I friggin' love that place! I wish someone would take me there, hand me about $10,000 and say, "Have fun!" Oh man...that would seriously make me happy! But then, who wouldn't it make happy?! Hehe
• Lonnie said that he already got my Christmas present.

I was kinda pissy when he told me. Like I told him, "You know I'm a peeker! Why did you tell me if you aren't going to give it to me 'til the 25th?!" Please don't get me wrong - I really appreciate him getting me something. He normally doesn't. So yeah - that part made me go, "Awww

"...but then I thought about it and was like, "Goddamn it. Now I have to sneak around trying to find it!"

But then the thought hit me, "Wait a minute here. He hasn't left the house to go anywhere without me. It has to be something online!" So I asked him if it was. He said, "I'm not going to tell you." Psssht...

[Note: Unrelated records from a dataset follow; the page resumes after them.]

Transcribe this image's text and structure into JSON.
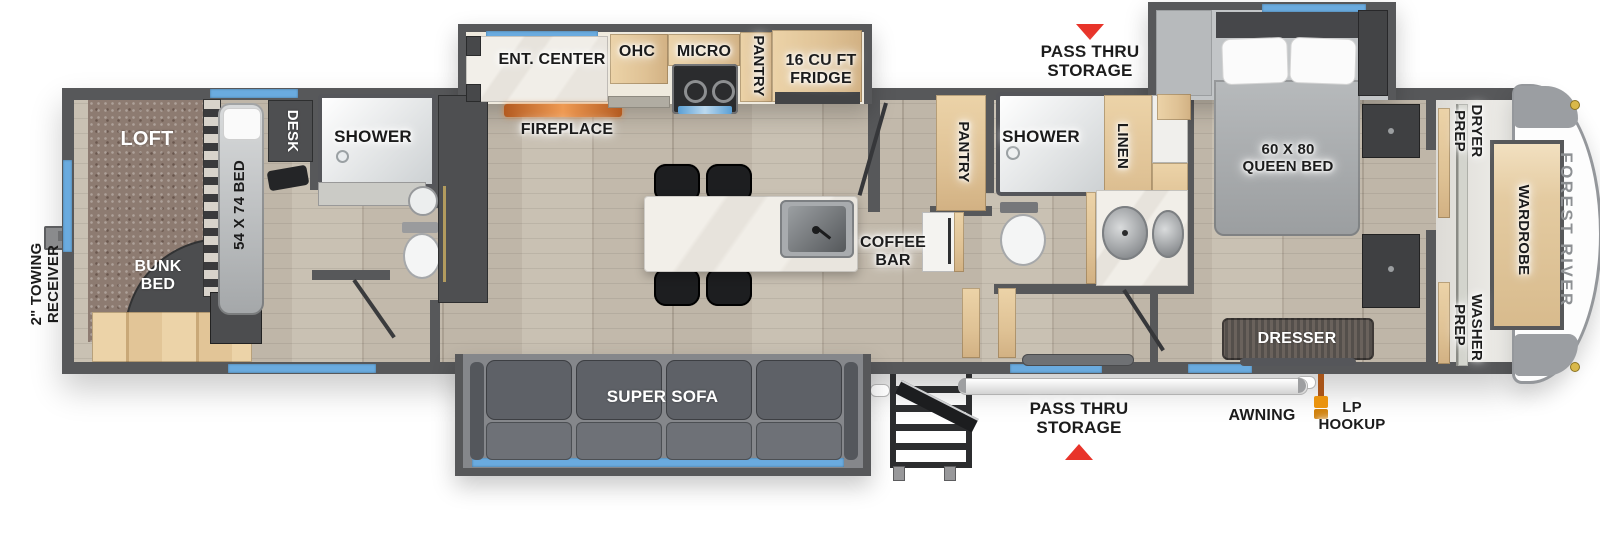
{
  "brand": "FOREST RIVER",
  "exterior": {
    "towing_receiver": "2\" TOWING RECEIVER",
    "pass_thru_top": "PASS THRU STORAGE",
    "pass_thru_bottom": "PASS THRU STORAGE",
    "awning": "AWNING",
    "lp_hookup": "LP HOOKUP"
  },
  "rear_bedroom": {
    "loft": "LOFT",
    "bunk_bed": "BUNK BED",
    "bed": "54 X 74 BED",
    "desk": "DESK",
    "shower": "SHOWER"
  },
  "kitchen": {
    "ent_center": "ENT. CENTER",
    "ohc": "OHC",
    "micro": "MICRO",
    "pantry": "PANTRY",
    "fridge": "16 CU FT FRIDGE",
    "fireplace": "FIREPLACE",
    "coffee_bar": "COFFEE BAR"
  },
  "mid_bath": {
    "pantry": "PANTRY",
    "shower": "SHOWER",
    "linen": "LINEN"
  },
  "front_bedroom": {
    "queen_bed": "60 X 80 QUEEN BED",
    "dresser": "DRESSER",
    "dryer_prep": "DRYER PREP",
    "washer_prep": "WASHER PREP",
    "wardrobe": "WARDROBE"
  },
  "living": {
    "super_sofa": "SUPER SOFA"
  },
  "colors": {
    "wall": "#57585a",
    "floor": "#bcb3a5",
    "carpet": "#8d7b71",
    "cabinet_wood": "#e3c89e",
    "window_blue": "#6aabdf",
    "arrow_red": "#e8342a",
    "fireplace_orange": "#d0712f",
    "lp_orange": "#e8920c",
    "sofa_gray": "#63666c",
    "mattress_gray": "#a7aaac",
    "brand_gray": "#8d9093"
  }
}
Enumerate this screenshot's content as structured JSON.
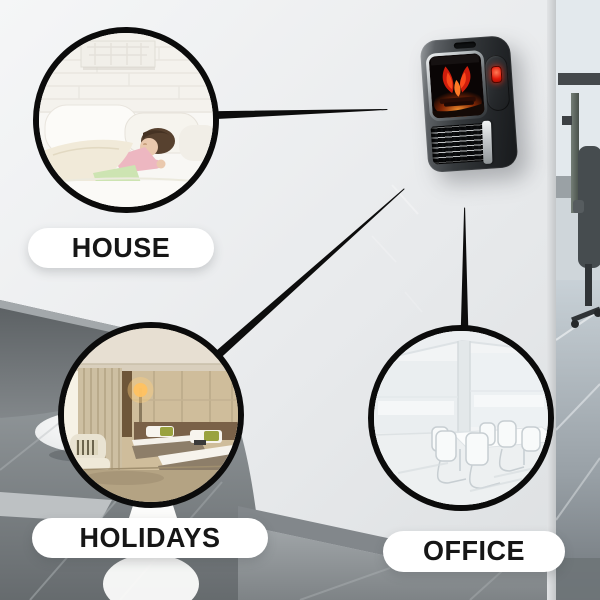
{
  "meta": {
    "kind": "product-callout-collage",
    "canvas_size": "600x600"
  },
  "callouts": [
    {
      "id": "house",
      "label": "HOUSE"
    },
    {
      "id": "holidays",
      "label": "HOLIDAYS"
    },
    {
      "id": "office",
      "label": "OFFICE"
    }
  ],
  "product": {
    "semantic": "wall-mounted-flame-effect-mini-heater",
    "parts": [
      "hanger-notch",
      "flame-display",
      "power-button",
      "air-outlet-grille",
      "chrome-trim"
    ]
  },
  "scenes": {
    "house_photo": "child-sleeping-in-white-bed",
    "holidays_photo": "hotel-twin-bed-room",
    "office_photo": "bright-meeting-room-white-chairs",
    "background": "office-wall-with-side-room"
  },
  "colors": {
    "wall": "#e9ebed",
    "connector_line": "#0d0d0d",
    "circle_border": "#0b0b0b",
    "pill_bg": "#ffffff",
    "pill_text": "#161616",
    "flame_red": "#cf1d0c",
    "flame_orange": "#ff7a26",
    "button_red": "#e2190a",
    "heater_body": "#232629",
    "heater_chrome": "#c3c7ca"
  }
}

We all know that means, "Yes...yes, it is!" So now I'm waiting until he does leave the house so I can snoop around his computer!

I am determined to figure it out before the 25th. I see this as a challenge!

• I have zero money of my own. Yeah - zero. That means that I will be like the cheap-ass who never gets anybody anything for Christmas.

It's really not fair. I don't want to have to ask for money. "Uh yeah, can you please give me money so I can buy you something?" Not exactly tactful, ya' know? I'll just make him something instead, I guess. I mean, what else can I do? And for you pervs like LC & Dennis, don't worry. He'll get plenty of XXX lovin'.

That's not exactly a department that's lacking.

• I still need to bake more cookies. I have all the stuff for it, I just need to do it. Maybe tomorrow if I have enough energy after shopping. If not, Monday. I gotta make cookies for all the people I missed the first time around. I've made some new friends since then, too, so I have to include them! Siran & his twin sister, Siray are on the list, Jose, Galadriel AKA Kimbers...there are a few others, too. I feel all shitty for forgetting some people the first time around, so I have to make up for it. At this rate, I will be making one batch of cookies every week for the rest of my life!

Oh well, that's okay. It's more than worth it if it means having such awesome friends!

• I just asked Lonnie if he got me a Chihuahua. He said,"Um, no. I didn't get you a Chihuahua." Damn!

What a pisser!
• I'm going to lay off the Vicodin for a few days. I think I'm growing a tolerance to them. It's taking more of 'em to help, so I'm just going to suffer through the pain for a few days so I can get back to taking less. I don't want to damage my kidneys or anything.
• My feet are so cold!

• I was supposed to call my Dad today, but spaced it out. Ooops!

• I'm going to go upload the pictures of my son & his girlfriend now. Maybe I'll post a couple in another blog entry.
• By the way - I cannot believe you're still reading this. Seriously - all I ever do is babble!

Thanks for taking the time...that's totally awesome of you!